Stellungnahme zu einem sexualisierten Gewaltakt:

Wir sind bestürzt über einen Fall von sexualisierter Gewalt [1] der sich unlängst in unseren Räumen zugetragen hat. Hier wollen wir dazu Stellung beziehen. Vorausschicken wollen wir auch, dass solche Vorfälle in unserem Kontext Uni ständig passieren, und dass alleine deshalb schon die Notwendigkeit und Wichtigkeit von expliziten Frauenräumen nicht unterschätzt werden darf.

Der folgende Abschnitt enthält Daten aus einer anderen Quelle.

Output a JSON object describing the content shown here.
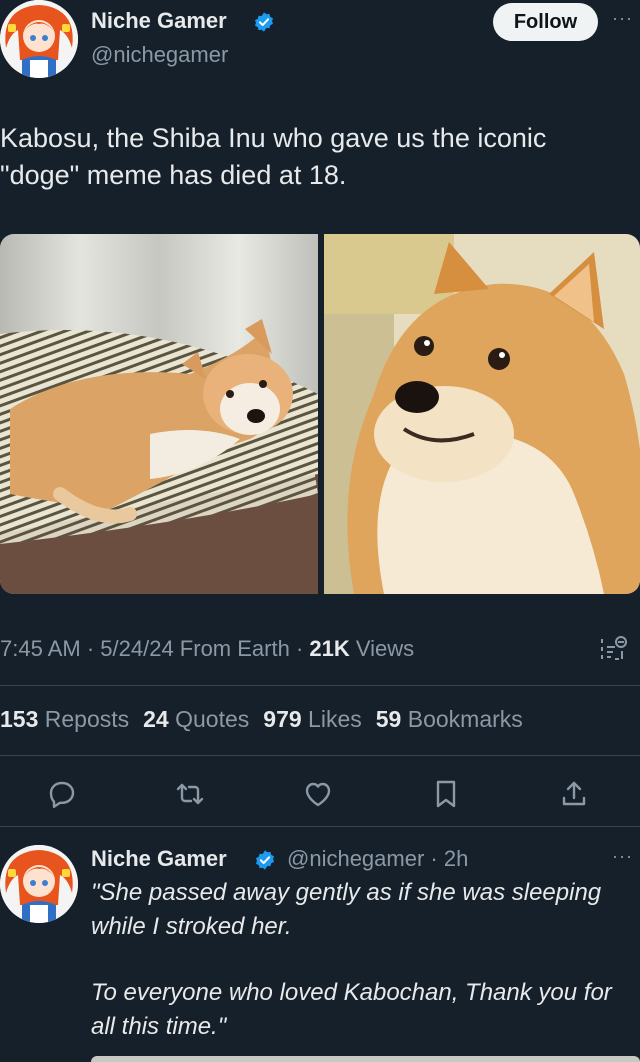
{
  "author": {
    "name": "Niche Gamer",
    "handle": "@nichegamer"
  },
  "follow_label": "Follow",
  "more_label": "···",
  "tweet_text": "Kabosu, the Shiba Inu who gave us the iconic \"doge\" meme has died at 18.",
  "meta": {
    "time": "7:45 AM",
    "sep1": " · ",
    "date": "5/24/24",
    "location": " From Earth",
    "sep2": " · ",
    "views_count": "21K",
    "views_label": " Views"
  },
  "stats": [
    {
      "count": "153",
      "label": " Reposts"
    },
    {
      "count": "24",
      "label": " Quotes"
    },
    {
      "count": "979",
      "label": " Likes"
    },
    {
      "count": "59",
      "label": " Bookmarks"
    }
  ],
  "actions": [
    "reply-icon",
    "repost-icon",
    "like-icon",
    "bookmark-icon",
    "share-icon"
  ],
  "reply": {
    "name": "Niche Gamer",
    "handle_time": "@nichegamer · 2h",
    "line1": "\"She passed away gently as if she was sleeping while I stroked her.",
    "line2": "To everyone who loved Kabochan, Thank you for all this time.\""
  },
  "colors": {
    "background": "#15202b",
    "text": "#e7e9ea",
    "muted": "#8b98a5",
    "verified": "#1d9bf0",
    "divider": "#38444d"
  }
}
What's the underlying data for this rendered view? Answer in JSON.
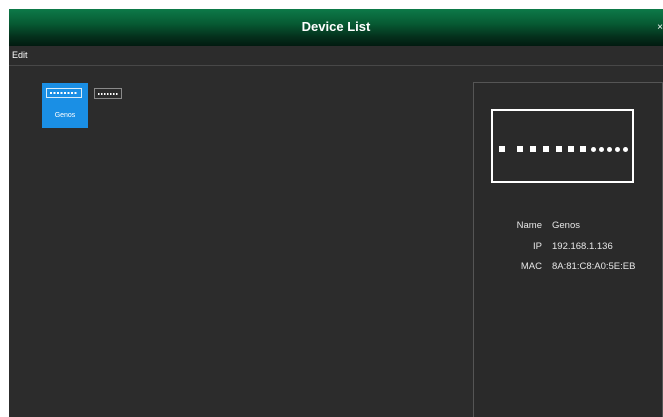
{
  "window": {
    "title": "Device List",
    "edge_glyph": "×"
  },
  "menu": {
    "edit": "Edit"
  },
  "devices": [
    {
      "name": "Genos",
      "selected": true
    },
    {
      "name": "",
      "selected": false
    }
  ],
  "details": {
    "name_label": "Name",
    "name_value": "Genos",
    "ip_label": "IP",
    "ip_value": "192.168.1.136",
    "mac_label": "MAC",
    "mac_value": "8A:81:C8:A0:5E:EB"
  },
  "colors": {
    "titlebar": "#0a6b3f",
    "background": "#2c2c2c",
    "selected_tile": "#1a8fe5",
    "panel": "#2a2a2a"
  }
}
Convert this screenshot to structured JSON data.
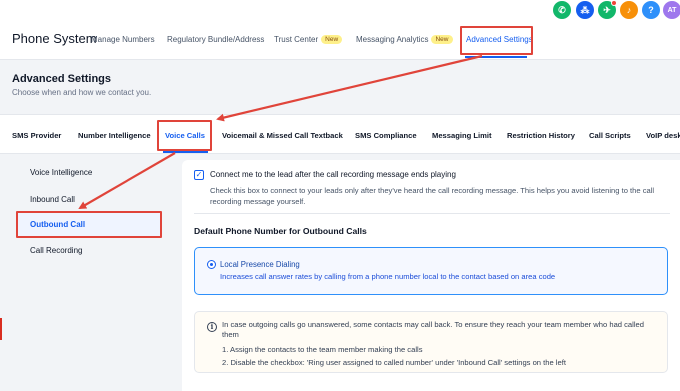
{
  "topbar": {
    "icons": [
      {
        "name": "phone-icon",
        "color": "#12b76a",
        "glyph": "✆"
      },
      {
        "name": "integrations-icon",
        "color": "#155eef",
        "glyph": "⁂"
      },
      {
        "name": "megaphone-icon",
        "color": "#12b76a",
        "glyph": "✈"
      },
      {
        "name": "bell-icon",
        "color": "#f79009",
        "glyph": "♪"
      },
      {
        "name": "help-icon",
        "color": "#2e90fa",
        "glyph": "?"
      },
      {
        "name": "avatar",
        "color": "#9e77ed",
        "glyph": "AT"
      }
    ]
  },
  "header": {
    "title": "Phone System",
    "nav": [
      {
        "label": "Manage Numbers"
      },
      {
        "label": "Regulatory Bundle/Address"
      },
      {
        "label": "Trust Center",
        "badge": "New"
      },
      {
        "label": "Messaging Analytics",
        "badge": "New"
      },
      {
        "label": "Advanced Settings",
        "active": true
      }
    ]
  },
  "page": {
    "title": "Advanced Settings",
    "subtitle": "Choose when and how we contact you."
  },
  "tabs": [
    "SMS Provider",
    "Number Intelligence",
    "Voice Calls",
    "Voicemail & Missed Call Textback",
    "SMS Compliance",
    "Messaging Limit",
    "Restriction History",
    "Call Scripts",
    "VoIP desk"
  ],
  "active_tab": "Voice Calls",
  "sidebar": {
    "items": [
      "Voice Intelligence",
      "Inbound Call",
      "Outbound Call",
      "Call Recording"
    ],
    "active": "Outbound Call"
  },
  "main": {
    "checkbox_label": "Connect me to the lead after the call recording message ends playing",
    "checkbox_checked": true,
    "checkbox_desc": "Check this box to connect to your leads only after they've heard the call recording message. This helps you avoid listening to the call recording message yourself.",
    "section_title": "Default Phone Number for Outbound Calls",
    "option": {
      "title": "Local Presence Dialing",
      "desc": "Increases call answer rates by calling from a phone number local to the contact based on area code",
      "selected": true
    },
    "info": {
      "text": "In case outgoing calls go unanswered, some contacts may call back. To ensure they reach your team member who had called them",
      "steps": [
        "1. Assign the contacts to the team member making the calls",
        "2. Disable the checkbox: 'Ring user assigned to called number' under 'Inbound Call' settings on the left"
      ]
    }
  },
  "colors": {
    "accent": "#155eef",
    "annotation": "#e0443a"
  }
}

Insofern gilt unsere Stellungnahme für alle Fälle von sexualisierten Übergriffen. Wir beziehen uns aber aus dem konkreten Anlass auf diesen Vorfall: In der Nacht von 1. auf 2. November 2009 wurde eine in der /bin schlafende Frau von einem Typen in Form von sexualisierter Gewalt angegriffen. Ihr gilt unsere Solidarität und unsere Unterstützung. Es darf keinen Raum für Sexisten in der /bin geben. Wir rufen hiermit insbesondere alle Menschen auf, die sich in den Räumen der /bin aufhalten aktiv gegen Sexismus und sexualisierte Gewalt einzutreten.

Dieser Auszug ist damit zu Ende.